Several are local celebrities. One is a retired Swiss orthopedic surgeon, one a Vietnam vet, one a registered nurse, one a global tour guide; and, yet another is a political blogger with his remaining hair on fire. All live off the grid trying to minimize the amount of waste generated by each household.
One book making the rounds is Cradle to Cradle: Remaking the Way We Make Things.
Food scraps go to chickens or are composted, paper not recycled is stored to start fires, but one material in the waste stream remains a challenge: glass. It takes enormous amounts of energy to melt and millions of yards of earth every year to mine the silica used in its manufacture.

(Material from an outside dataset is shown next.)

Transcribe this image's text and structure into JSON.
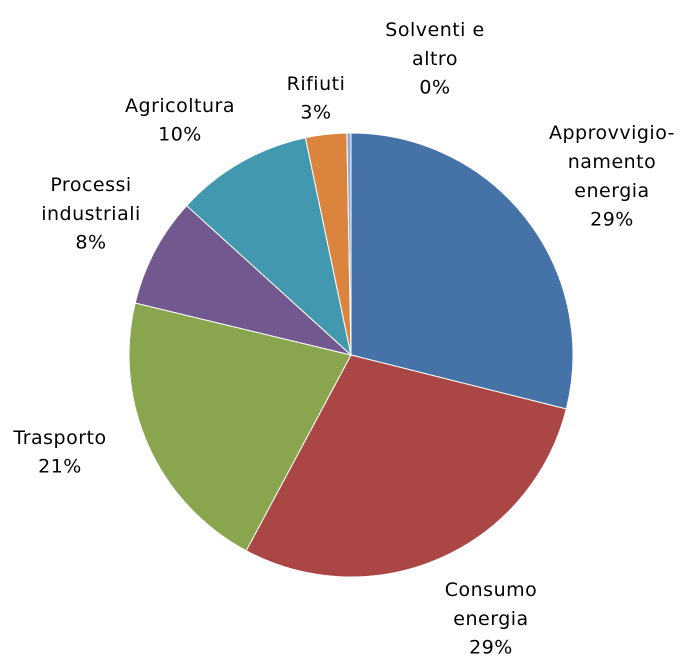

Santa Fe County does a lousy job recycling or repurposing glass.
Officials are working to change the fact that Santa Fe only diverted roughly 8.4 percent of its waste stream to recycling in fiscal year 2013, a number revealed by a draft of an external audit. That number represents a steady worsening of recyling habits, down from 9 percent in 2011. For now, however, there’s a temporary use for some of the excess glass. Officials have been busy blasting away thousands of cubic yards of basalt rock at Caja Del Rio landfill. The construction of the new cell will help lengthen the life of the landfill to keep it up with the 300 million pounds of trash it collects annually—5.5 pounds of waste per resident per day. The agency estimates that it will spend over $5 million to construct the new cell. In a bid that’s due this month, companies are vying to be selected by the entity to use some of that glass as a lining for the landfill to help prevent contamination. [Justin Horwath, Santa Fe Reporter]Now open pit frac sand mines are competing to tear into yet another thousand acres.

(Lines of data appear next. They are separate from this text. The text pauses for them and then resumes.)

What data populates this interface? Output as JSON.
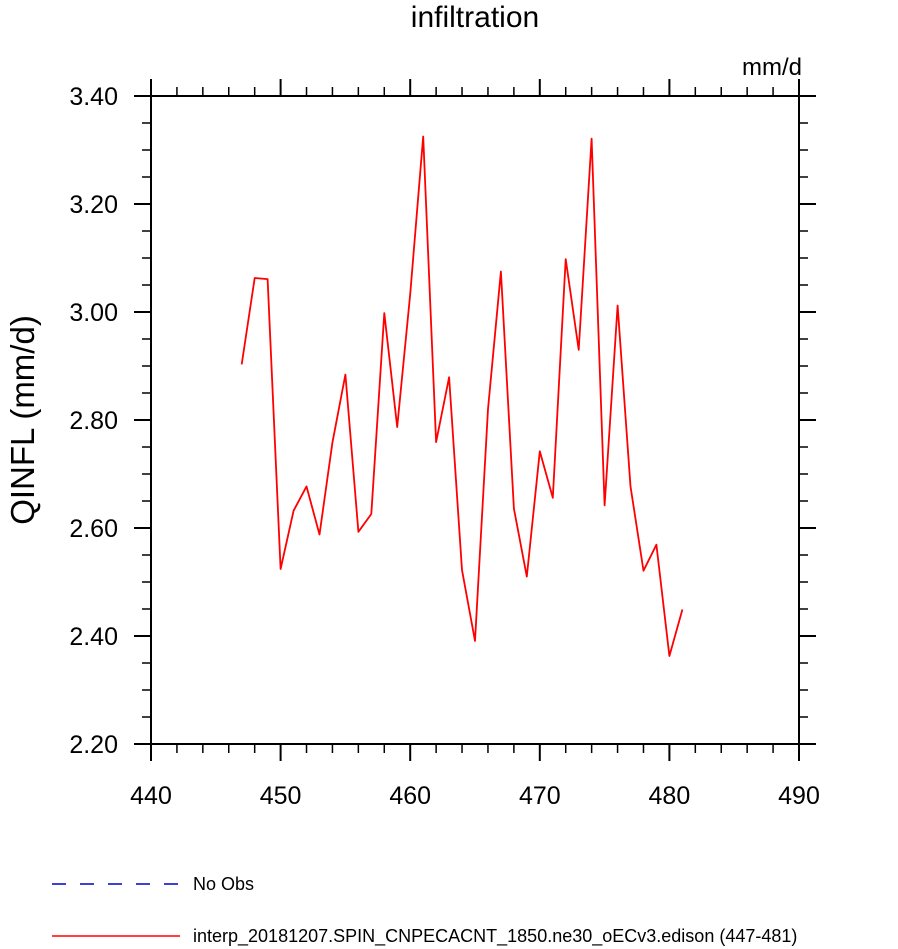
{
  "chart_data": {
    "type": "line",
    "title": "infiltration",
    "units": "mm/d",
    "ylabel": "QINFL  (mm/d)",
    "xlabel": "",
    "xlim": [
      440,
      490
    ],
    "ylim": [
      2.2,
      3.4
    ],
    "xticks": [
      440,
      450,
      460,
      470,
      480,
      490
    ],
    "xtick_labels": [
      "440",
      "450",
      "460",
      "470",
      "480",
      "490"
    ],
    "yticks": [
      2.2,
      2.4,
      2.6,
      2.8,
      3.0,
      3.2,
      3.4
    ],
    "ytick_labels": [
      "2.20",
      "2.40",
      "2.60",
      "2.80",
      "3.00",
      "3.20",
      "3.40"
    ],
    "x_minor_step": 2,
    "y_minor_step": 0.05,
    "legend_position": "bottom-left",
    "series": [
      {
        "name": "No Obs",
        "color": "#0000cc",
        "dash": "dashed",
        "x": [],
        "y": []
      },
      {
        "name": "interp_20181207.SPIN_CNPECACNT_1850.ne30_oECv3.edison (447-481)",
        "color": "#ff0000",
        "dash": "solid",
        "x": [
          447,
          448,
          449,
          450,
          451,
          452,
          453,
          454,
          455,
          456,
          457,
          458,
          459,
          460,
          461,
          462,
          463,
          464,
          465,
          466,
          467,
          468,
          469,
          470,
          471,
          472,
          473,
          474,
          475,
          476,
          477,
          478,
          479,
          480,
          481
        ],
        "y": [
          2.903,
          3.063,
          3.061,
          2.524,
          2.632,
          2.677,
          2.588,
          2.758,
          2.884,
          2.593,
          2.626,
          2.998,
          2.787,
          3.033,
          3.325,
          2.759,
          2.879,
          2.522,
          2.391,
          2.82,
          3.075,
          2.636,
          2.51,
          2.742,
          2.656,
          3.098,
          2.93,
          3.321,
          2.642,
          3.012,
          2.677,
          2.521,
          2.569,
          2.363,
          2.449
        ]
      }
    ]
  }
}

Right now the ceramic alternatives are much more expensive, but companies are experimenting with different ways to bring the cost down. One idea is to manufacture it near where the fracking is taking place, using local clay. For now, sand remains king. It makes up about 90 percent of the proppant market overall, according to Brian Olmen of Kelrik, a Wisconsin-based consulting firm that analyzes the industrial minerals industry. [Minnesota Public Radio]The US has thousands of mountains of glass cullet from the municipal waste stream just waiting to be repurposed: Japan recycles nearly 100% of her glass.
We sell millions of tons of salvage material to India and Asia to be recycled while tearing up our own ground mining for virgin minerals while steel and plastics that could be petroleum are buried in landfills.